As we leave the sand bar behind us, I look ahead upriver to see the storks cruising out ahead of us now. Wings slightly curved, I could see the feathers close to their body rippling in the wind as they accelerated past us. Just as they were getting low enough for me to see the black and white of their wings again, they broke out of the descent, banking back into the lazy swirl of another thermal rising above the next sandbar perhaps a half mile upstream. In the two or three minutes it took for us to get directly beneath them again, they had become specks in the sky once more. Looking over my shoulder, they dropped out of the thermal and descended rapidly towards the horizon, disappearing over the jungle canopy to the next unseen thermal lying just upstream around the river bend.

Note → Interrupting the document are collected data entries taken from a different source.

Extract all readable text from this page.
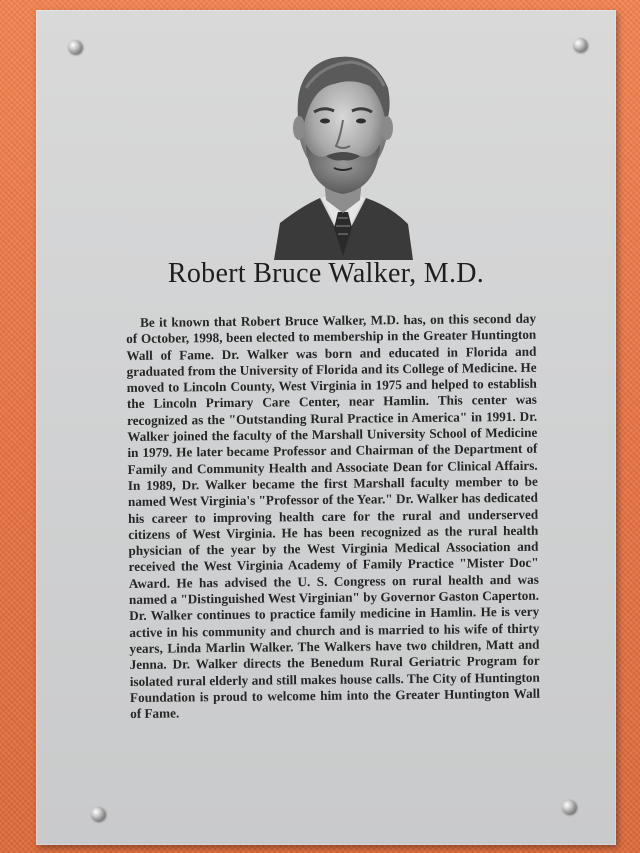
Robert Bruce Walker, M.D.
Be it known that Robert Bruce Walker, M.D. has, on this second day of October, 1998, been elected to membership in the Greater Huntington Wall of Fame. Dr. Walker was born and educated in Florida and graduated from the University of Florida and its College of Medicine. He moved to Lincoln County, West Virginia in 1975 and helped to establish the Lincoln Primary Care Center, near Hamlin. This center was recognized as the "Outstanding Rural Practice in America" in 1991. Dr. Walker joined the faculty of the Marshall University School of Medicine in 1979. He later became Professor and Chairman of the Department of Family and Community Health and Associate Dean for Clinical Affairs. In 1989, Dr. Walker became the first Marshall faculty member to be named West Virginia's "Professor of the Year." Dr. Walker has dedicated his career to improving health care for the rural and underserved citizens of West Virginia. He has been recognized as the rural health physician of the year by the West Virginia Medical Association and received the West Virginia Academy of Family Practice "Mister Doc" Award. He has advised the U. S. Congress on rural health and was named a "Distinguished West Virginian" by Governor Gaston Caperton. Dr. Walker continues to practice family medicine in Hamlin. He is very active in his community and church and is married to his wife of thirty years, Linda Marlin Walker. The Walkers have two children, Matt and Jenna. Dr. Walker directs the Benedum Rural Geriatric Program for isolated rural elderly and still makes house calls. The City of Huntington Foundation is proud to welcome him into the Greater Huntington Wall of Fame.
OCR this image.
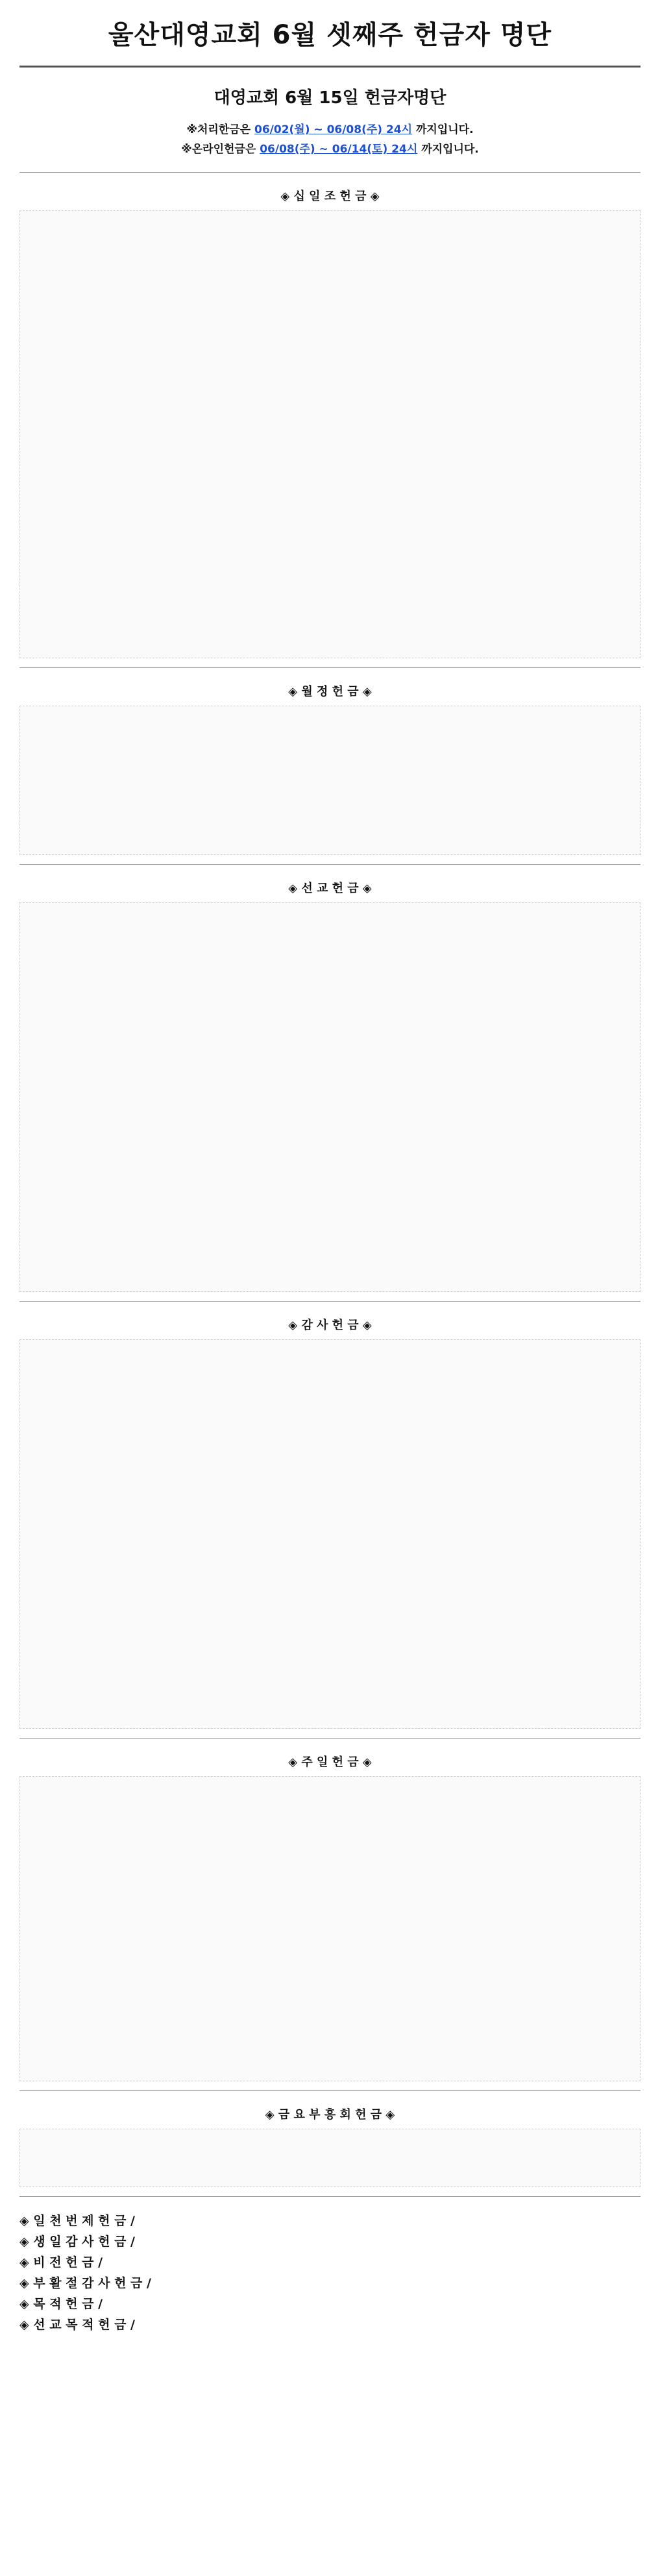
울산대영교회 6월 셋째주 헌금자 명단
대영교회 6월 15일 헌금자명단
※처리한금은 06/02(월) ~ 06/08(주) 24시 까지입니다.
※온라인헌금은 06/08(주) ~ 06/14(토) 24시 까지입니다.
◈ 십 일 조 헌 금 ◈
◈ 월 정 헌 금 ◈
◈ 선 교 헌 금 ◈
◈ 감 사 헌 금 ◈
◈ 주 일 헌 금 ◈
◈ 금 요 부 흥 회 헌 금 ◈
◈ 일 천 번 제 헌 금 /
◈ 생 일 감 사 헌 금 /
◈ 비 전 헌 금 /
◈ 부 활 절 감 사 헌 금 /
◈ 목 적 헌 금 /
◈ 선 교 목 적 헌 금 /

Amidst one of these clouds of climbing birds, I watched several falcons and kites stoop down out of the sky upon some unseen prey below. Dropping several hundred feet in only a few seconds, I can rarely help but gasp or yell to draw the spectacle to other’s attention. I watched one Plumbeous kite drop towards the sandbar, grappling with some smaller creature the size of a huge dragonfly or a hummingbird for a few seconds before pulling out of the stoop to avoid hitting the ground. I watched the prey streak away in the other direction inches off the ground, still unsure as to whether it was a hummingbird or a dragonfly. Down here, they are of very similar sizes.
While the air may feel fresh as the peki-peki labours upstream, once we land back at CICRA, the air sits heavily upon us again. By the time we have arrived at the top of the staircase some 240 steps later, sweat drips from my face, but at least it is lunch time, which means some cool, sweet refresco awaits my parched lips.